It's been awhile since I did memeage, so a doff of the hat to
kelemvor for providing me with one. The idea is, comment to say that you want to take part, and I'll give you a letter. Then you post 10 things (±5) that you like beginning with that letter. I received the letter J, so here we go:
Janet: Let's start simple, with ... my name. I am not a terrific fan of my name, but I guess I've got used to it. Plus there's a bit of a funny story connected to it. Yes, with a derivative of one of the most common female names in the Western hemisphere. See, when my mother got pregnant with me, my dad was adamant - I was going to be a girl, and I was going to have blue eyes; blue eyes because all his kids had blue eyes, and a girl so that he'd have four of each (from three marriages; Mum was wife number three ... eventually. But that's a different story).
Anyway, this meant that he would not in the least consider boys' names. (I often wonder what would have happened if I had turned out to be a boy. Anyway.) You'd think that'd narrow it down, but it didn't stop the arguments. My mother had just about caught the tail end of the hippie era as a kid, and wanted vaguely hippie names - Dawn, Joy, Crystal, stuff like that. Dad hated all of those (Joy predominantly because that was his sister's name and the rule was once that you don't name kids after family members unless the family members in question are dead) and wanted Nadine. *shudder* Mum hated the name about as much as I do so she just kept chucking names out, and Dad kept saying no to all of them. She finally, in all due exasperation, got to, "Janet!"
The response: "...Maybe."
Since they couldn't come up with anything better ... my name was a 'maybe' last resort because my parents couldn't agree on anything. So technically, the name I got is a perfect example of why they got divorced.
Jobs: I ... have not had good luck with jobs. It's not that I'm not good at these jobs when I get them; generally, it seems to be that the jobs aren't good to me - worse than the average, I mean, because I know all jobs pretty much seem to suck.
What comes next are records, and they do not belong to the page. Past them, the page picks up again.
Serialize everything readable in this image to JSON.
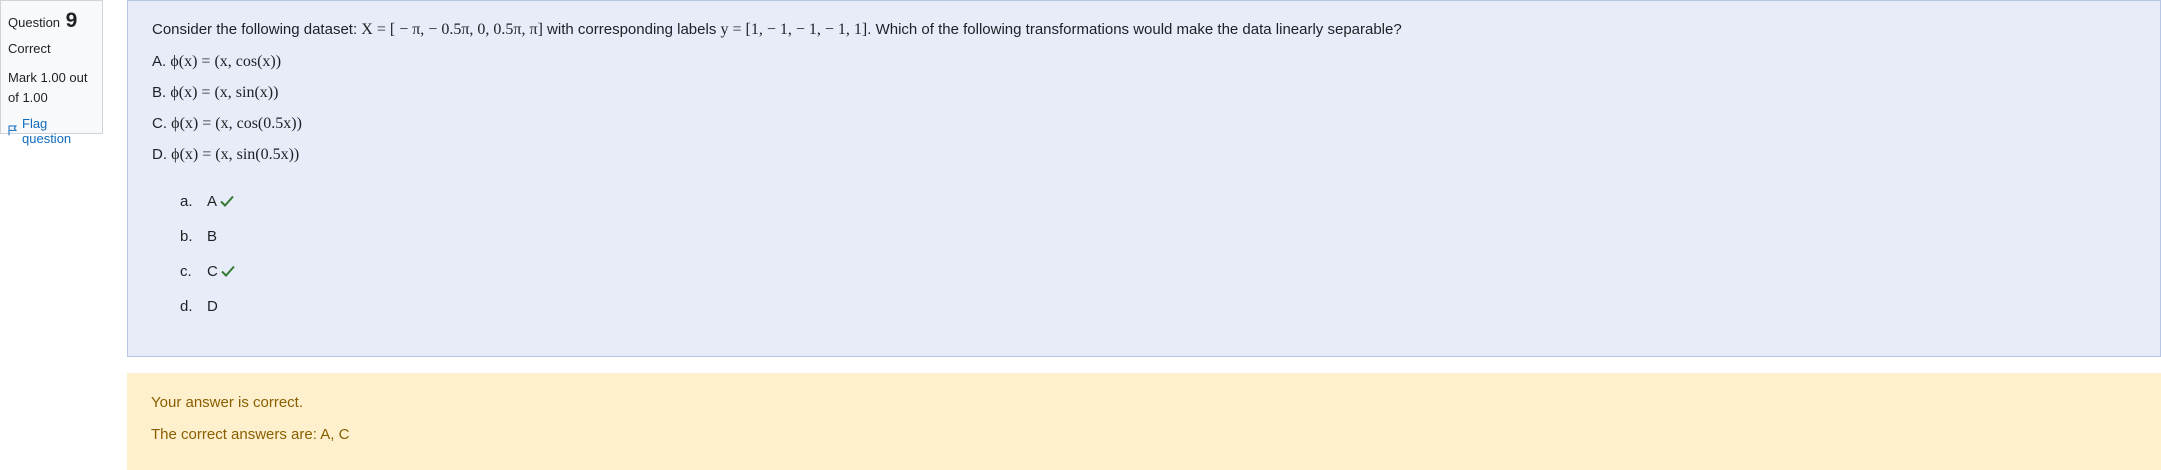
{
  "info": {
    "question_label": "Question",
    "question_number": "9",
    "state": "Correct",
    "grade": "Mark 1.00 out of 1.00",
    "flag_label": "Flag question"
  },
  "question": {
    "text_before_x": "Consider the following dataset: ",
    "x_expr": "X = [ − π,  − 0.5π, 0, 0.5π, π]",
    "text_between": " with corresponding labels ",
    "y_expr": "y = [1,  − 1,  − 1,  − 1, 1]",
    "text_after": ". Which of the following transformations would make the data linearly separable?",
    "options": [
      {
        "prefix": "A. ",
        "formula": "ϕ(x) = (x, cos(x))"
      },
      {
        "prefix": "B. ",
        "formula": "ϕ(x) = (x, sin(x))"
      },
      {
        "prefix": "C. ",
        "formula": "ϕ(x) = (x, cos(0.5x))"
      },
      {
        "prefix": "D. ",
        "formula": "ϕ(x) = (x, sin(0.5x))"
      }
    ]
  },
  "answers": [
    {
      "letter": "a.",
      "label": "A",
      "correct": true
    },
    {
      "letter": "b.",
      "label": "B",
      "correct": false
    },
    {
      "letter": "c.",
      "label": "C",
      "correct": true
    },
    {
      "letter": "d.",
      "label": "D",
      "correct": false
    }
  ],
  "feedback": {
    "status": "Your answer is correct.",
    "right_answer": "The correct answers are: A, C"
  },
  "colors": {
    "tick": "#357a32",
    "link": "#0f6cbf",
    "feedback_text": "#8a5e00"
  }
}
Most of my work has been NHS, and I've had to leave those (all but the one I'm in, which is probably saying something given how long I've worked there now) for such various reasons as 'the office manager has it in for me and is accusing me of things I did not do and could not have done to human resources', 'they're making me type letters in a darkened X-ray reporting room all day every day - thus sparking off the mother of all migraines to which they all know I am prone - refuse to move me to a better set-up and then threaten me when I mention going to occupational health over the problem', and 'they've damn near crippled me with an ergonomic nightmare of a desk chair and will not under any circumstances whatsoever give me a new one'. Outside the NHS, there was the little medical publication I used to work at as an editorial assistant until they got bought out by a larger company and replaced me with a computer. There were two separate stints with a medicolegal firm that ended because they kept hiring temps they didn't need (if I'd known where I was going the second time around, I'd have asked them to find me somewhere else). There was the contractor firm that hired a PA when they needed an office junior, because the other PA would not give me any work at all bar little stupid diddy bits of nothing. None of these have been strictly speaking my fault, but the fact that the fault didn't rest with me didn't make quitting any more necessary to save my physical and mental health in the cases where I quit, or didn't make me any less made redundant (with no redundancy pay because I hadn't been in any of those jobs long enough to get it - clever little shits, no?) so it's still a bummer.
Y'know, looking back at it? I guess my current job doesn't seem so bad after all.
JusNoctis: The fourth World of Darkness online RP site I ever got involved in. The first that, when it ended, didn't end because of unseemly drama or that I didn't leave because it sucked. My first stint as a ST (and
mitchy still giggles over my posts going from "They did WHAT to the XP?" to ".......I'm a ST now, apparently.") Run by the inestimable
mitchy, the site was awesome while it lasted, and it's one of the ones I remember most fondly. I made some great friends, had some great RP and I regret nothiiiiiiiing. Not even the many, many times that I ended up staying up waaaaaaaaaaay too late so that I could play something or run something for people in the North American time zones.
Jove: The platform upon which most WoD RPs are run these days, it seems. Coded by the inestimable
lithiumdoll, it kicks the arse of SeAChat or whatever it's called - the one that was running on the Charleston site, anyway. Way easier to keep logs on, anyway, and while there are occasionally refresh issues, you take the bad with the good (and half the time it's probably my connection being a pain anyway). Still need to talk to
lithiumdoll about that, as I have finally come up with the WoD setting I want to run with when I start my own site, but she's busy so it can wait.
J'aime Lire: For those of you who don't know French, it means "I love to read". No, I am not cheating (although J is a bitch of a letter for stuff I can actually post about); this was a programme that ran every year in my school in Montreal. It was supposed to promote reading and I don't entirely remember what-all it involved - something about stickers when you'd finished a book comes to mind - but I do remember that I more or less ignored it and still ended up reading more than anyone else in school. This probably surprises no one.
Jewellery: I don't wear much of it, despite the two holes in each ear. I think it's awfully pretty but generally speaking, I hop out of bed, into some clothes and out of the house so fast that things like putting on jewellery just takes up time I could be spending in bed. I do have a silver-and-moonstone pendant that I've been wearing continually (bar one trip to the hospital where they wouldn't let me keep it and a couple of spa massages) for the last eleven years or so. I'd feel really wrong if I stopped wearing it now, I imagine.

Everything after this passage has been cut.